I had always thought that if an IC is grounded to the ground plane then connecting a decoupling capacitor to VDD on one side and straight to ground plane on other side as shown below is acceptable:
However as I understand this poorly spelled guide from the depths of the internet tells me I was wrong all along and the correct way is to run a trace from the IC ground pin to the capacitor and THEN connect to the ground plane:
I believe I was using d) which is somehow wrong. Can anyone more experienced shed some light on this topic, which one of these is the preferred method? Thank you.
Answer
It is to do with the direction the current flows, how hard that is and what that can cause.
What happens with d, for example, is that switching noise from the uC can take reasonable current spikes. These currents are injected directly into the ground plane and its set of capacitance and inductance. At some stage that energy is partly compensated by the decoupling capacitor, but it will be too late. The spike is already in the ground domain and the current might induce a running spike or oscillation along the ground plane, because it's not simply a metal plate.

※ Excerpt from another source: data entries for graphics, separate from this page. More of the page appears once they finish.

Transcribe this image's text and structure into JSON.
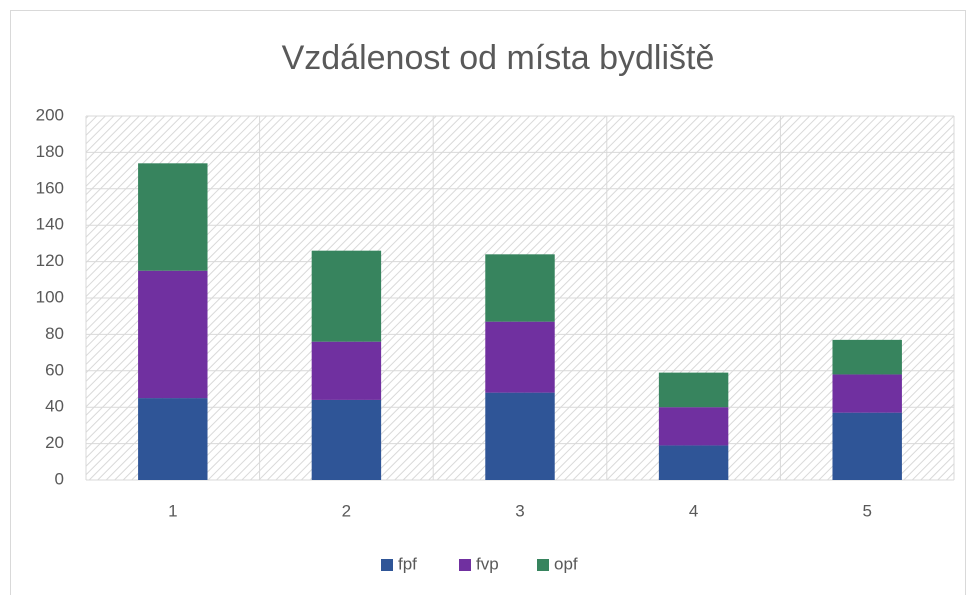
{
  "chart_data": {
    "type": "stacked_bar",
    "title": "Vzdálenost od místa bydliště",
    "categories": [
      "1",
      "2",
      "3",
      "4",
      "5"
    ],
    "series": [
      {
        "name": "fpf",
        "color": "#2f5597",
        "values": [
          45,
          44,
          48,
          19,
          37
        ]
      },
      {
        "name": "fvp",
        "color": "#7030a0",
        "values": [
          70,
          32,
          39,
          21,
          21
        ]
      },
      {
        "name": "opf",
        "color": "#37845e",
        "values": [
          59,
          50,
          37,
          19,
          19
        ]
      }
    ],
    "ylim": [
      0,
      200
    ],
    "yticks": [
      0,
      20,
      40,
      60,
      80,
      100,
      120,
      140,
      160,
      180,
      200
    ],
    "grid": true,
    "legend": "bottom"
  }
}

It has a very difficult set of mathematical equations going on inside it regarding its own inductance and capacitance to other copper areas.
Granted an actual ring on a ground plane is not easy to achieve, especially with a small loop, but better to have a bogeyman that's not likely to ever happen, than assume all sunshine every day.
You want all noise spikes to always see the capacitor before it sees anything else, on both tracks, so you know it will prefer taking energy from the capacitor rather than your power planes and inject its noise directly into the rest of your system.
EDIT:
There are (limited) reasons to use D. In the case of your first picture might be one. If the traces need to be long for your components to see the cap directly, the via to the plane might be the lesser of two evils. A long trace will pinch off the switching current available to the uC/complex-chip. And it might use those currents to generate noise back into the chip, if you happen to run it below the substrates (rare as it may be). But in general the rule of the chip seeing the capacitance first on both traces is a good one and most uC/uP/FPGA type devices have their pins such that this is possible with very short traces. Some parts of the ATTiny and PIC type families excluded, but what do you want for a single $?
Although, you can see that the Tiny261-family has a lot of AD and also chose to put the power pins next to each other for both domains. Coincidence?